As soon as it started back up, the Synology started beeping constantly.
Luckily I found a spot in the Control panel where I could turn the darn beep off. I understood the Synology was just warning me that it was in a degraded state but I sure didn’t want to listen to it all day. I verified in the Storage Manager app that it was churning away rebuilding the array, and then started to obsessively watch the progress by percentage. It’s very cool that the Synology is still available to pull data from and write to during this process, but I decided not to bother it while it was working so hard.
It took from 11:19 am till 8:34 pm to repair the array which if my cipherin’ is correct would be 9 hours and 15 minutes. It was a pretty exciting moment when it was done, even though the Synology storage manager showed that I still only had 14.54TB of storage in the pool. My excitement was also tempered with trepidation because I still had to go through the same terror to add the second 8TB drive.
I powered down and replaced the second 4TB drive with 8TB and let the repair run overnight … and when I awoke, my storage pool had grown from 14.54TB to 18.18TB. Some of you have probably noted that the gain wasn’t the 4TB we hoped for, it was only 3.64TB. There’s an explanation for this but it requires a smidge of math.
When drive manufacturers spec drives, they use the decimal definition of 1TB = 1000^4 bytes. But when file systems report disk space, they use the binary definition of 1TB = 1024^4. If we have 4TB of space defined in decimals, then we have 4TB * 1000^4/1024^4 = 3.64TB. Even though I understand the math, it still makes me feel like I’ve been cheated!
The little OWC two-bay RAID enclosure won’t be here till Monday so I haven’t begun the process of offloading Steve’s data just yet. I’ll definitely let you know if I learn anything interesting in that setup. But at least for now, the Synology has stopped hollering at us that we’re running out of space.
But What About the Drobo?
But there IS another device constantly sending alarming notifications that it’s out of space, and that’s the Drobo 5N2 that backs up the Synology. I simply can’t convince myself to spend $400 to put into an older device that’s a backup of data that’s already protected with fault-tolerant RAID. You do hear horror stories of people having NAS failures and not being able to get their data back, so I do lose a bit of sleep over that.

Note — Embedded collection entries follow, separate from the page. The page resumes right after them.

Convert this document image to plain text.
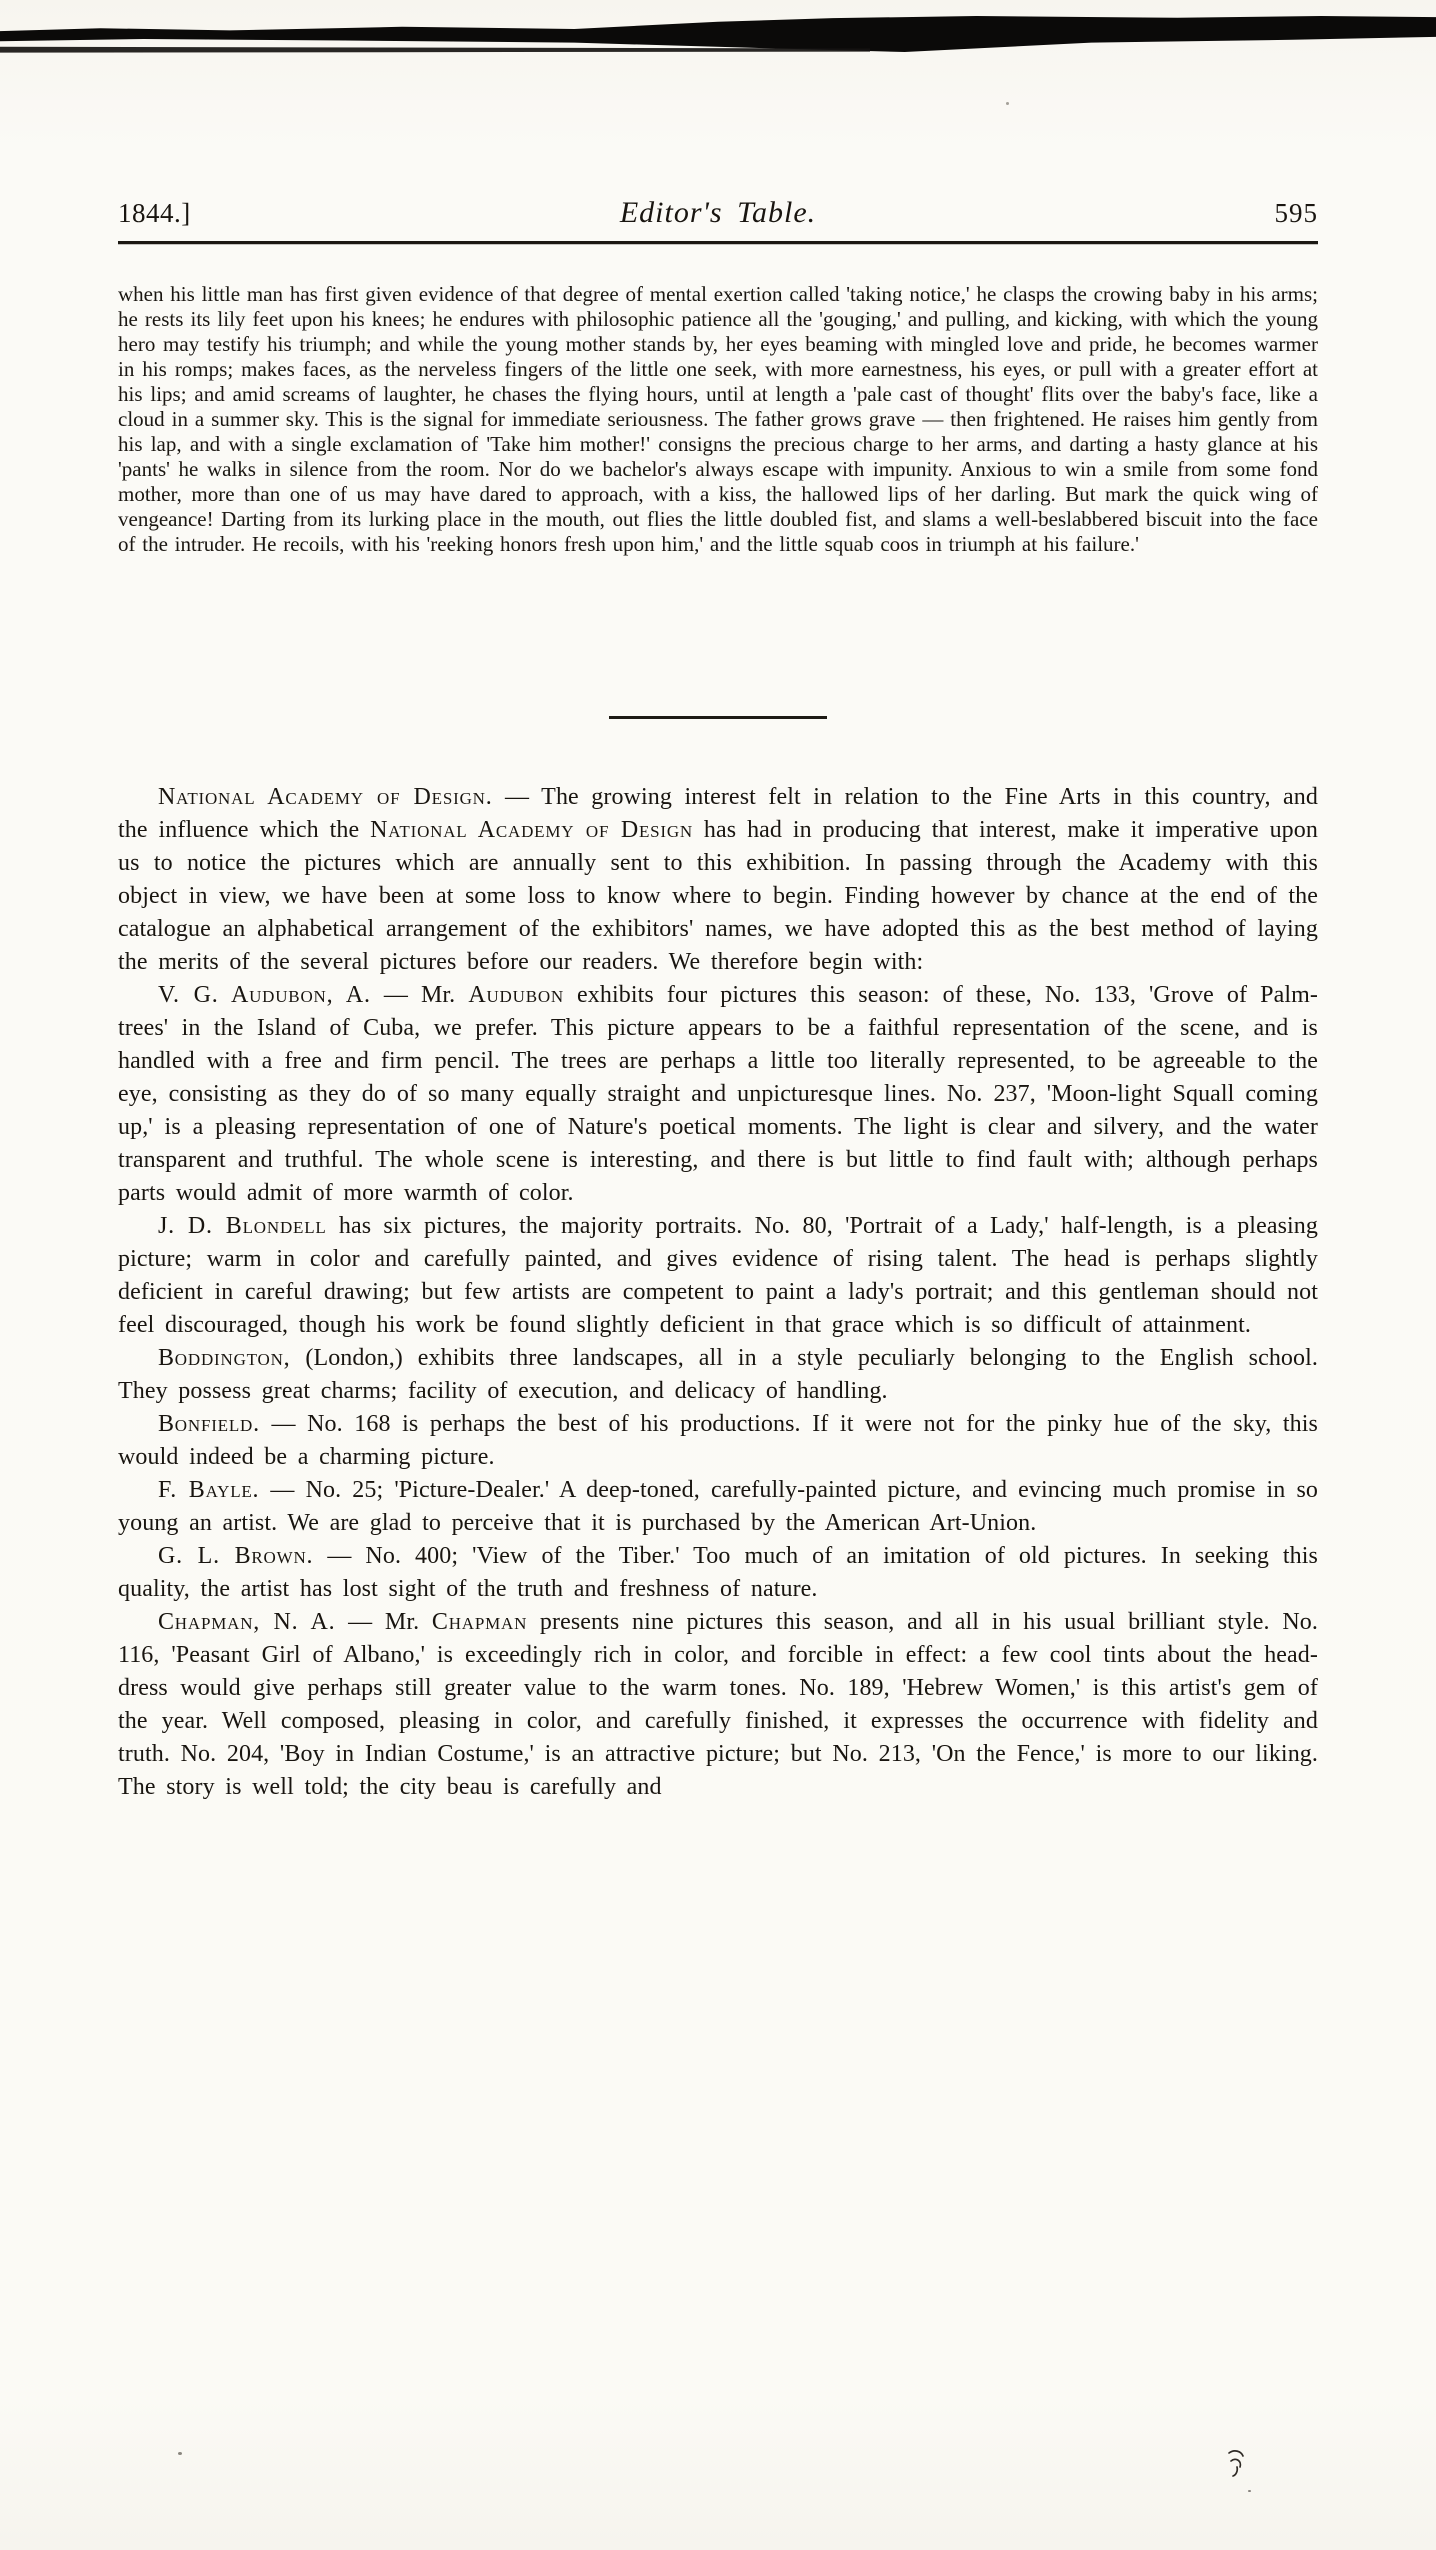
1844.]	Editor's Table.	595
when his little man has first given evidence of that degree of mental exertion called 'taking notice,' he clasps the crowing baby in his arms; he rests its lily feet upon his knees; he endures with philosophic patience all the 'gouging,' and pulling, and kicking, with which the young hero may testify his triumph; and while the young mother stands by, her eyes beaming with mingled love and pride, he becomes warmer in his romps; makes faces, as the nerveless fingers of the little one seek, with more earnestness, his eyes, or pull with a greater effort at his lips; and amid screams of laughter, he chases the flying hours, until at length a 'pale cast of thought' flits over the baby's face, like a cloud in a summer sky. This is the signal for immediate seriousness. The father grows grave — then frightened. He raises him gently from his lap, and with a single exclamation of 'Take him mother!' consigns the precious charge to her arms, and darting a hasty glance at his 'pants' he walks in silence from the room. Nor do we bachelor's always escape with impunity. Anxious to win a smile from some fond mother, more than one of us may have dared to approach, with a kiss, the hallowed lips of her darling. But mark the quick wing of vengeance! Darting from its lurking place in the mouth, out flies the little doubled fist, and slams a well-beslabbered biscuit into the face of the intruder. He recoils, with his 'reeking honors fresh upon him,' and the little squab coos in triumph at his failure.'

National Academy of Design. — The growing interest felt in relation to the Fine Arts in this country, and the influence which the National Academy of Design has had in producing that interest, make it imperative upon us to notice the pictures which are annually sent to this exhibition. In passing through the Academy with this object in view, we have been at some loss to know where to begin. Finding however by chance at the end of the catalogue an alphabetical arrangement of the exhibitors' names, we have adopted this as the best method of laying the merits of the several pictures before our readers. We therefore begin with:

V. G. Audubon, A. — Mr. Audubon exhibits four pictures this season: of these, No. 133, 'Grove of Palm-trees' in the Island of Cuba, we prefer. This picture appears to be a faithful representation of the scene, and is handled with a free and firm pencil. The trees are perhaps a little too literally represented, to be agreeable to the eye, consisting as they do of so many equally straight and unpicturesque lines. No. 237, 'Moon-light Squall coming up,' is a pleasing representation of one of Nature's poetical moments. The light is clear and silvery, and the water transparent and truthful. The whole scene is interesting, and there is but little to find fault with; although perhaps parts would admit of more warmth of color.

J. D. Blondell has six pictures, the majority portraits. No. 80, 'Portrait of a Lady,' half-length, is a pleasing picture; warm in color and carefully painted, and gives evidence of rising talent. The head is perhaps slightly deficient in careful drawing; but few artists are competent to paint a lady's portrait; and this gentleman should not feel discouraged, though his work be found slightly deficient in that grace which is so difficult of attainment.

Boddington, (London,) exhibits three landscapes, all in a style peculiarly belonging to the English school. They possess great charms; facility of execution, and delicacy of handling.

Bonfield. — No. 168 is perhaps the best of his productions. If it were not for the pinky hue of the sky, this would indeed be a charming picture.

F. Bayle. — No. 25; 'Picture-Dealer.' A deep-toned, carefully-painted picture, and evincing much promise in so young an artist. We are glad to perceive that it is purchased by the American Art-Union.

G. L. Brown. — No. 400; 'View of the Tiber.' Too much of an imitation of old pictures. In seeking this quality, the artist has lost sight of the truth and freshness of nature.

Chapman, N. A. — Mr. Chapman presents nine pictures this season, and all in his usual brilliant style. No. 116, 'Peasant Girl of Albano,' is exceedingly rich in color, and forcible in effect: a few cool tints about the head-dress would give perhaps still greater value to the warm tones. No. 189, 'Hebrew Women,' is this artist's gem of the year. Well composed, pleasing in color, and carefully finished, it expresses the occurrence with fidelity and truth. No. 204, 'Boy in Indian Costume,' is an attractive picture; but No. 213, 'On the Fence,' is more to our liking. The story is well told; the city beau is carefully and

The good news is that when we move the 2TB of Steve’s video data off of the Synology, we can also remove it from the Drobo so maybe it will keep it quiet for a while. I’m sure I’ll have to deal with it at some point but that point is not today.
What about Offsite Backups
I know at least 20% of you are wondering about my offsite storage plan. I simply don’t have one. I’ve looked at the cold storage options with monthly fees, like Wasabi at $.006/GB/mo, Backblaze’s B2 at $.005/GB/mo, and Amazon Glacier at $.004/GB/mo. Amazon Glacier is the least expensive but to back up 11TB, that would cost me $44 per month! I’m definitely not going to pay over $500 per year to back up this data.

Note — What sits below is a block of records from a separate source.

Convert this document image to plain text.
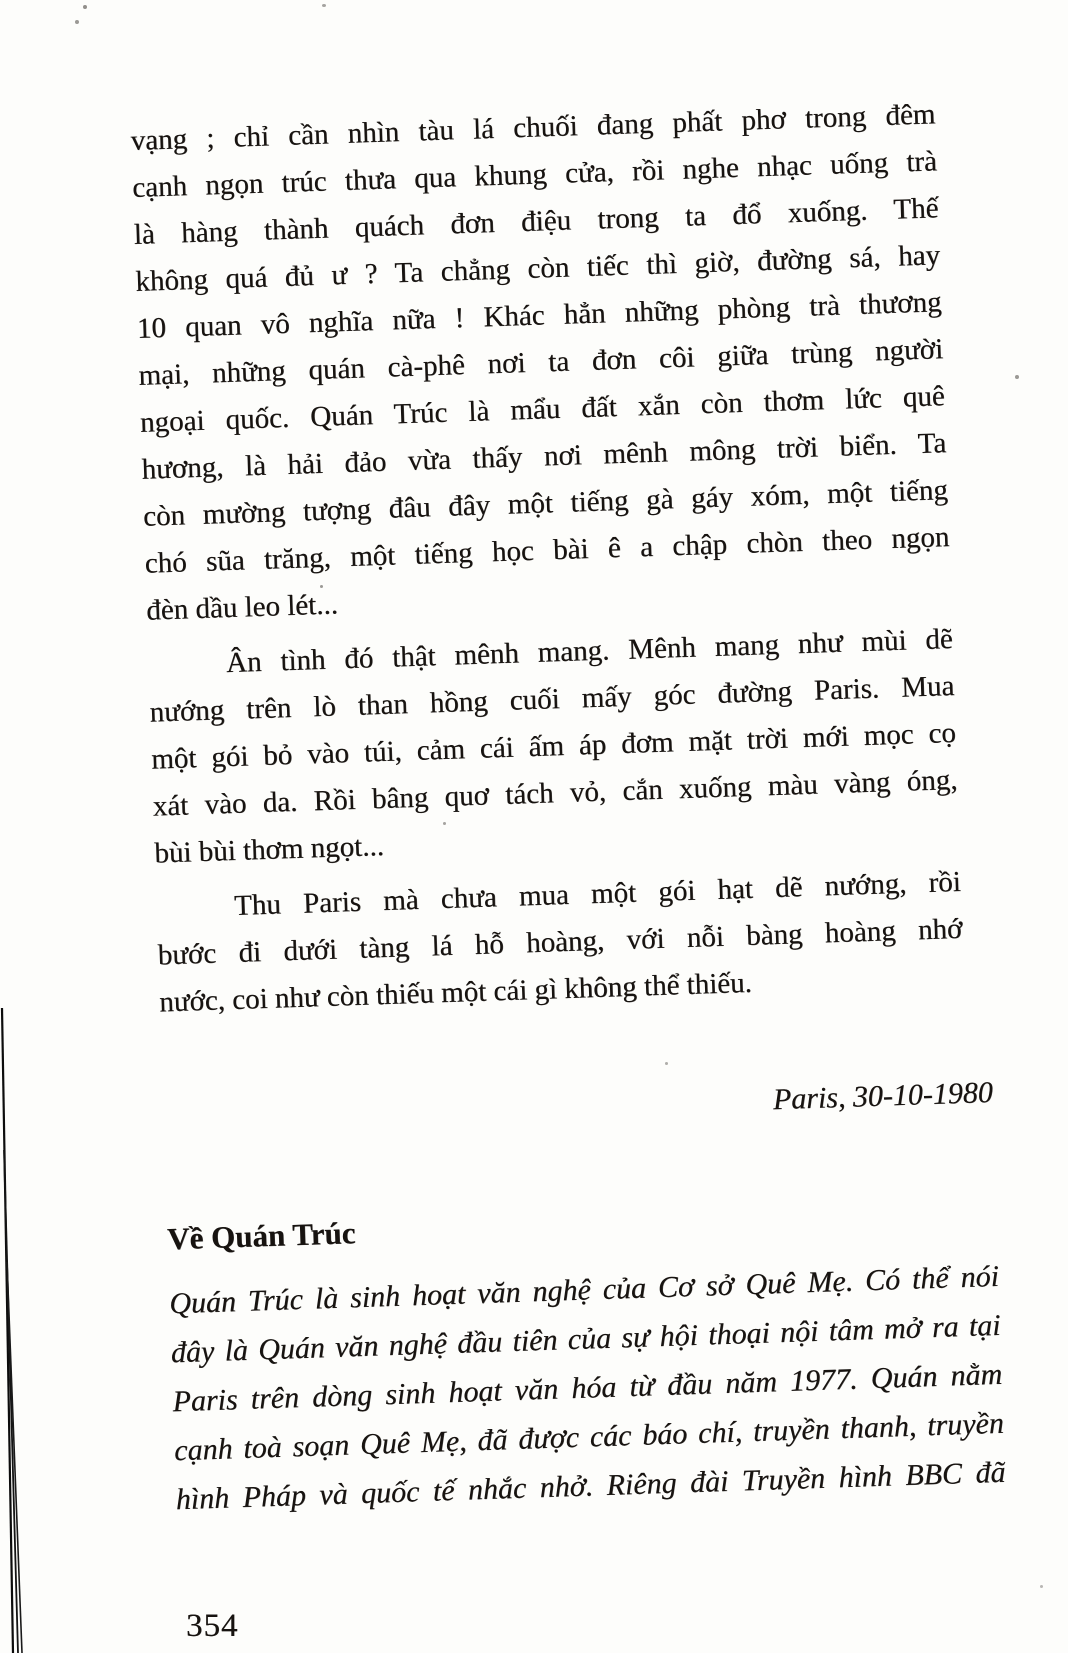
vạng ; chỉ cần nhìn tàu lá chuối đang phất phơ trong đêm
cạnh ngọn trúc thưa qua khung cửa, rồi nghe nhạc uống trà
là hàng thành quách đơn điệu trong ta đổ xuống. Thế
không quá đủ ư ? Ta chẳng còn tiếc thì giờ, đường sá, hay
10 quan vô nghĩa nữa ! Khác hẳn những phòng trà thương
mại, những quán cà-phê nơi ta đơn côi giữa trùng người
ngoại quốc. Quán Trúc là mẩu đất xắn còn thơm lức quê
hương, là hải đảo vừa thấy nơi mênh mông trời biển. Ta
còn mường tượng đâu đây một tiếng gà gáy xóm, một tiếng
chó sũa trăng, một tiếng học bài ê a chập chòn theo ngọn
đèn dầu leo lét...
Ân tình đó thật mênh mang. Mênh mang như mùi dẽ
nướng trên lò than hồng cuối mấy góc đường Paris. Mua
một gói bỏ vào túi, cảm cái ấm áp đơm mặt trời mới mọc cọ
xát vào da. Rồi bâng quơ tách vỏ, cắn xuống màu vàng óng,
bùi bùi thơm ngọt...
Thu Paris mà chưa mua một gói hạt dẽ nướng, rồi
bước đi dưới tàng lá hỗ hoàng, với nỗi bàng hoàng nhớ
nước, coi như còn thiếu một cái gì không thể thiếu.
Paris, 30-10-1980
Về Quán Trúc
Quán Trúc là sinh hoạt văn nghệ của Cơ sở Quê Mẹ. Có thể nói
đây là Quán văn nghệ đầu tiên của sự hội thoại nội tâm mở ra tại
Paris trên dòng sinh hoạt văn hóa từ đầu năm 1977. Quán nằm
cạnh toà soạn Quê Mẹ, đã được các báo chí, truyền thanh, truyền
hình Pháp và quốc tế nhắc nhở. Riêng đài Truyền hình BBC đã
354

The truly mission-critical data is the financial and medical data, which is only around 10GB, but I’m extremely nervous about putting that data online. I’ve thought about making an encrypted disk image and putting it in Dropbox, and that would certainly work, but a real backup is automated and I haven’t figured out how to do that just yet. If you have any ideas I’m open to suggestions.

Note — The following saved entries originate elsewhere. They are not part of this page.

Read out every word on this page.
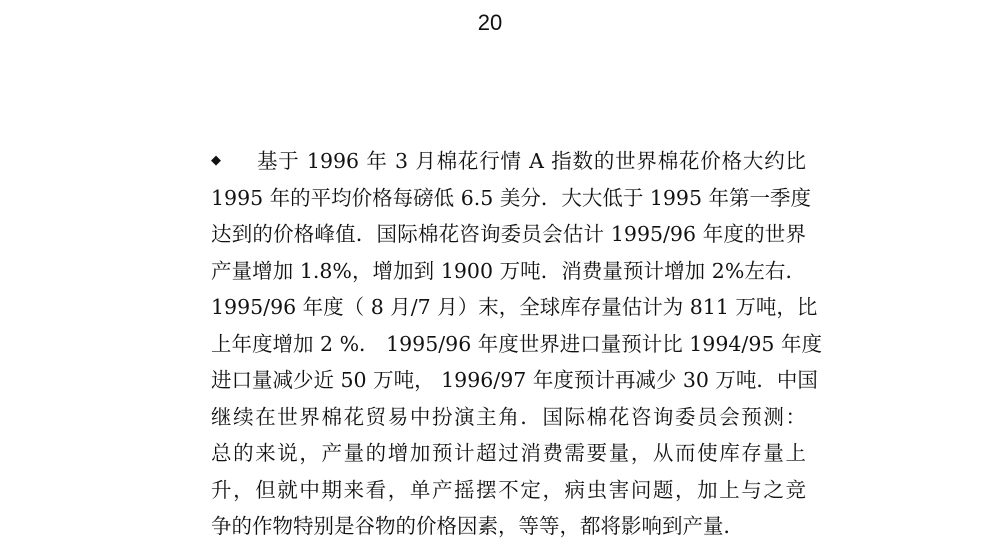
20
◆	基于 1996 年 3 月棉花行情 A 指数的世界棉花价格大约比
1995 年的平均价格每磅低 6.5 美分．大大低于 1995 年第一季度
达到的价格峰值．国际棉花咨询委员会估计 1995/96 年度的世界
产量增加 1.8%，增加到 1900 万吨．消费量预计增加 2%左右．
1995/96 年度（ 8 月/7 月）末，全球库存量估计为 811 万吨，比
上年度增加 2 %． 1995/96 年度世界进口量预计比 1994/95 年度
进口量减少近 50 万吨， 1996/97 年度预计再减少 30 万吨．中国
继续在世界棉花贸易中扮演主角．国际棉花咨询委员会预测：
总的来说，产量的增加预计超过消费需要量，从而使库存量上
升，但就中期来看，单产摇摆不定，病虫害问题，加上与之竞
争的作物特别是谷物的价格因素，等等，都将影响到产量．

The bottom line is that I learned a lot about how the Synology works because of this exercise and I think I came up with a clever solution that didn’t break the bank. It wasn’t cheap and it is very disappointing how little space I gained in the end. I think if I had it to do over again, I’d still buy a 5-bay Synology, but I’d start by putting in 3 of the biggest drives I could afford. When I started running out of storage, maybe by then drives would have gotten less expensive, and I could put in a pair of even bigger drives. That might have given me better bang for my buck.